Un metaverso unico, integrato e scalabile, oppure ogni azienda ne proporrà uno proprio? Al momento la seconda direzione sembra quella intrapresa, almeno finché un metaverso diventi quello predominante. «Bisognerà decidere uno standard,» sostiene la Professoressa Benecchi. «Proprio come il VHS è stato per le videocassette». Sarà il bisogno di un mondo virtuale immersivo, espanso e inglobante a dar vita a uno standard unico.

Ma un mondo così vasto e teoricamente infinito, ha bisogno di essere popolato da contenuti.
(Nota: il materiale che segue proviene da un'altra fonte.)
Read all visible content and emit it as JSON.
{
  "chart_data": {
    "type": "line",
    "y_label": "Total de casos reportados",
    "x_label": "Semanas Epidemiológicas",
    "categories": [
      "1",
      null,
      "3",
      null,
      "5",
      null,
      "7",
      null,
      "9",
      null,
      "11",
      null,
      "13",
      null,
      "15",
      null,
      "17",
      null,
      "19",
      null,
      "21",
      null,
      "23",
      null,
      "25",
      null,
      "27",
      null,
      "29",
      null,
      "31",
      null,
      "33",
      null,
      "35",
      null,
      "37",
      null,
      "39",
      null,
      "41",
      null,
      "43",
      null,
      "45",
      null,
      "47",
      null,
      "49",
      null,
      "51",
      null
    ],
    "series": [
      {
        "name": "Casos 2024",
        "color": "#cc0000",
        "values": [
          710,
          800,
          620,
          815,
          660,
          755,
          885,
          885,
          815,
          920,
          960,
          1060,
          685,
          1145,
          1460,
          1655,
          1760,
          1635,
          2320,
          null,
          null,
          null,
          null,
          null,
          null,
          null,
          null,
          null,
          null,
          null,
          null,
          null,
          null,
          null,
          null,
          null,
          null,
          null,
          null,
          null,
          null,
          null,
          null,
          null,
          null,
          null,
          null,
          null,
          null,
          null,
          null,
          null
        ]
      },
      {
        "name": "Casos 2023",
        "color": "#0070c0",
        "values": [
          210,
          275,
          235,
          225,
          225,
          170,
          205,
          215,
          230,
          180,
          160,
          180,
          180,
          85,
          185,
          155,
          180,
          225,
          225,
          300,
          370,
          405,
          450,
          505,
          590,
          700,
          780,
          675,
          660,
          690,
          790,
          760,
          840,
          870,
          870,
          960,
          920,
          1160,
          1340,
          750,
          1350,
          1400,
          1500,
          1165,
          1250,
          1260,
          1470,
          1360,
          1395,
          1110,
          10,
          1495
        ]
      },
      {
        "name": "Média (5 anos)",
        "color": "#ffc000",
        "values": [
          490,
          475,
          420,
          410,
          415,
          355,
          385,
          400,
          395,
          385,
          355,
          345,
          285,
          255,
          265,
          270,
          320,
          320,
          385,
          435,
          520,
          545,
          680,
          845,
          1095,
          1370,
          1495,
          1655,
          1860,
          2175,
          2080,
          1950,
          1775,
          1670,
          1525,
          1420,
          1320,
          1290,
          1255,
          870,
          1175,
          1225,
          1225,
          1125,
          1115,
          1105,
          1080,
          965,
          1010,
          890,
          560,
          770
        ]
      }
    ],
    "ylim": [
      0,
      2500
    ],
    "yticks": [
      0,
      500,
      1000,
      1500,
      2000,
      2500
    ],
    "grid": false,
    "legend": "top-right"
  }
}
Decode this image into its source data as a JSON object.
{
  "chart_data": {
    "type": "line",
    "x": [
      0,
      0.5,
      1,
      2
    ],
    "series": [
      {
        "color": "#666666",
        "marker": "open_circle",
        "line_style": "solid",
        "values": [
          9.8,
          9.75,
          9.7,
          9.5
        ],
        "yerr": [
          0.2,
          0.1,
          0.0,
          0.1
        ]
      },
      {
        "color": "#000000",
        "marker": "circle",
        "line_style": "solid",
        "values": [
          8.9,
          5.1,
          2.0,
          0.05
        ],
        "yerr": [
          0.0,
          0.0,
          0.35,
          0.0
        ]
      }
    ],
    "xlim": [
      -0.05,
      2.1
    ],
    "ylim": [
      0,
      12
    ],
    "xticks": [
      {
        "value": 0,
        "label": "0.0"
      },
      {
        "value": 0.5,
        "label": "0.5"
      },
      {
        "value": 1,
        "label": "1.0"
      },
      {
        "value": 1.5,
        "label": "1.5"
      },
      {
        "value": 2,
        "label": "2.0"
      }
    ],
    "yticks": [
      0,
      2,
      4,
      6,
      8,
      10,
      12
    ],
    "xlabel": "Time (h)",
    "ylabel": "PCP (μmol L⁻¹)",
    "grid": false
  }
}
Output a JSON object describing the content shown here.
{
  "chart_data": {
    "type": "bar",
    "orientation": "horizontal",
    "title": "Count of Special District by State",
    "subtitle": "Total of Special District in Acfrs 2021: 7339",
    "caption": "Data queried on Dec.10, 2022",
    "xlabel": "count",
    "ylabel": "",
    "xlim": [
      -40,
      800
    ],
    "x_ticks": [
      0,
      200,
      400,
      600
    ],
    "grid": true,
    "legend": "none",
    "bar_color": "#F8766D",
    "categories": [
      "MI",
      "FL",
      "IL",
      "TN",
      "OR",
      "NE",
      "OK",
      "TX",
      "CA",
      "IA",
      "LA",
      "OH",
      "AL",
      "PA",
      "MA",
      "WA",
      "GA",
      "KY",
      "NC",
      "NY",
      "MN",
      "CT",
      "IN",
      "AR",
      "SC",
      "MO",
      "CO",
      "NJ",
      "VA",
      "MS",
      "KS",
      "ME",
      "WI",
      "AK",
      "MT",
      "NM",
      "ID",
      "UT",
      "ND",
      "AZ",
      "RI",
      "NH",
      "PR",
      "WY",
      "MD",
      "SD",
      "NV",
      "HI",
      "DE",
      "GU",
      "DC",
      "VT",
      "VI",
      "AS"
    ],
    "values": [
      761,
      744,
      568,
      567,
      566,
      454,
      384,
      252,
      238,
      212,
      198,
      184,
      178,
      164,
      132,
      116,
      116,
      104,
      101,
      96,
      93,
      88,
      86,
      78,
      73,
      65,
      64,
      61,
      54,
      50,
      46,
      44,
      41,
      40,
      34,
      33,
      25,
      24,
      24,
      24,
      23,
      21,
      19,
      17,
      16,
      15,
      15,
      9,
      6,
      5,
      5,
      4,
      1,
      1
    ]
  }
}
Crearli solamente tramite uno sviluppo professionale è, al momento, oneroso. Dunque, possiamo immaginare anche per il metaverso che il futuro sia nei contenuti generati dagli utenti, proprio come accade nei social media come YouTube, Instagram, TikTok, ecc.? A questo punto è facile pensare che a risentirne sarà la qualità dei contenuti a fronte di una loro quantità infinita: cosa o meno pubblicare? Con quali competenze? Si ricorrerà all’intelligenza artificiale (AI)? Già in altri ambiti, come nella musica, esistono delle applicazioni che si affidano all’intelligenza artificiale per aiutare gli utenti nella produzione di contenuti. Quindi abbiamo già degli esempi di come l’AI può semplificare il processo di creazione di contenuti. Con l’AI e la presenza delle aziende nella creazione del Metaverso si torna (tornerà) tuttavia a parlare di protezione dei dati e della propria identità online. A questi quesiti, si aggiunge anche il legame con il mondo del web 3.0 e il tema della decentralizzazione. Di questo, ne parleremo nel prossimo articolo.